Give an example of an infinite dimensional vector space $V$ and show that it is NOT isomorphic to $V^\ast$.

Attempt

Consider the vector space of all polynomials with real coefficients, $\mathbb{R}[x]$. This is an infinite-dimensional vector space since there is no finite set of polynomials that can form a basis for $\mathbb{R}[x]$. We claim that $\mathbb{R}[x]$ is not isomorphic to its dual, $\mathbb{R}[x]^\ast$.

The dual space $\mathbb{R}[x]^\ast$ consists of all linear functionals from $\mathbb{R}[x]$ to $\mathbb{R}$. Notice that $\mathbb{R}[x]$ has countable basis (e.g. the set of monomials $\{1,x, x^2,…\}$). However, if we define linear functionals that evaluate the polynomials at each real number $r\in \mathbb{R}$ by $L_r(p)=p(r)$ for $p\in \mathbb{R}[x]$, we see that there are uncountably many such functionals (since there are uncountably many choices for $r$).

Answer 1

I think that your argument should work, though you should also prove that the functionals $L_r$ are bounded, so that they lie in the dual space. I'm not sure if this would be easy or not.

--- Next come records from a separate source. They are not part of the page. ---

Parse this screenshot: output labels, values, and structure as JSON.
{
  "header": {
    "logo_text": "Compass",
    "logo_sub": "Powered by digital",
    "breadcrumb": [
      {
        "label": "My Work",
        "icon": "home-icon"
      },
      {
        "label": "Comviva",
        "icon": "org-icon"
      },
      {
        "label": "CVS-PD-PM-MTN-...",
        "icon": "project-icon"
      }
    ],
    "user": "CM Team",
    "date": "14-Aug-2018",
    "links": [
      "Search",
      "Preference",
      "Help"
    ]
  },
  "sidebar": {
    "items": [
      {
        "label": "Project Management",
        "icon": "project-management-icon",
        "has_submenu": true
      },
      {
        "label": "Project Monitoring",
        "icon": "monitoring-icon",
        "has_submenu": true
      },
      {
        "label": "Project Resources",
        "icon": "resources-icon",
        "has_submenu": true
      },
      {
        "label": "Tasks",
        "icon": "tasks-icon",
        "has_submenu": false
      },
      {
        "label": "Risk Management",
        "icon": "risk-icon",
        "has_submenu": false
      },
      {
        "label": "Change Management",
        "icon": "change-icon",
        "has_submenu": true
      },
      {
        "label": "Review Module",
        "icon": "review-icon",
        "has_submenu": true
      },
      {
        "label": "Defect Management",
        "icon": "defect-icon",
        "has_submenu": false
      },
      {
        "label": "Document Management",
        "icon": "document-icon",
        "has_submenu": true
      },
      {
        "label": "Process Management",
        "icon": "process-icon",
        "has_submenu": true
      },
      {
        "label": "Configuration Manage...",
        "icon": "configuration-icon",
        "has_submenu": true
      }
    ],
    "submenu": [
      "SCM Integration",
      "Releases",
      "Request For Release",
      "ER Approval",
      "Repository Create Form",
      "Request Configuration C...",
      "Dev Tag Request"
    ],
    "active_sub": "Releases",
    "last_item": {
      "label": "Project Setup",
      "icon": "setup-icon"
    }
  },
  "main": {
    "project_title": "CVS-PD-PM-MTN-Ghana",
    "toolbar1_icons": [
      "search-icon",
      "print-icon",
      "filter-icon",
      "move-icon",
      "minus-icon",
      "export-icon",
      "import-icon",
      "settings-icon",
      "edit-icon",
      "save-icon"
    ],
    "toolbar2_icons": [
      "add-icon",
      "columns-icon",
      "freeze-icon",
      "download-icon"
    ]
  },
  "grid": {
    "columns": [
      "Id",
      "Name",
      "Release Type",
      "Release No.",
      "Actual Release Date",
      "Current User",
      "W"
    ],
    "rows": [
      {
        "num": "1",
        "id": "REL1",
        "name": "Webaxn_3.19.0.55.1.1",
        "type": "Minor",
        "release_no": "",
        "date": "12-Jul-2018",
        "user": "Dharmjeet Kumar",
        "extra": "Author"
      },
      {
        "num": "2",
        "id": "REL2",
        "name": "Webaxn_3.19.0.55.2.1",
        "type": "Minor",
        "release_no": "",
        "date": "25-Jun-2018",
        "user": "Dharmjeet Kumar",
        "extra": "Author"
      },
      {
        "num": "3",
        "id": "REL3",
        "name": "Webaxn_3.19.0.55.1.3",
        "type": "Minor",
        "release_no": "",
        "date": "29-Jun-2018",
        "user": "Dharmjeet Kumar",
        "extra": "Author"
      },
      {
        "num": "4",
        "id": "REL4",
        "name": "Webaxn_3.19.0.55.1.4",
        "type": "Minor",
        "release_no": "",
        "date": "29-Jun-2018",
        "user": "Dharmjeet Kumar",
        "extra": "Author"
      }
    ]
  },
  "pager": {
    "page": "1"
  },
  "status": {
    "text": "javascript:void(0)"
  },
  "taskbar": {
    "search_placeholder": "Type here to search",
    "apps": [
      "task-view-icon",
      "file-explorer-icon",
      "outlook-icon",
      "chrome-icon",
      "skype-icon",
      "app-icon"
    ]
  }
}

Here is an indirect proof which works by essentially the same observation. As you say, $\mathbb{R}[x]$ has a countable (Hamel) basis. However, the dual $\mathbb{R}[x]^*$ is a Banach space, so any Hamel basis for $\mathbb{R}[x]^*$ must be uncountable by the Baire category theorem. Therefore, the spaces cannot be isomorphic.

Answer 2

Your reasoning seems correct. Let's formalize your statements with infinite cardinals. Since you consider $V = \Bbb{R}[x]$ with the monomial basis, one has $\dim V = |\Bbb{N}| = \aleph_0$ and thus $|V| = |\Bbb{R}|^{\dim V} = \mathfrak{c}^{\aleph_0} = \mathfrak{c}$. Next, given that $V^*$ contains the linear functionals over $V$, as you recalled, one finds that $|V^*| = |\Bbb{R}|^{|V|} = \mathfrak{c}^\mathfrak{c} = 2^\mathfrak{c}$, hence $|V| < |V^*|$ and no possible surjection and a fortiori isomorphism. This result could be stated equivalently by saying $\dim V < \dim V^* = |\Bbb{R}|^{\dim V} = \mathfrak{c}$ (cf. "Erdős–Kaplansky theorem").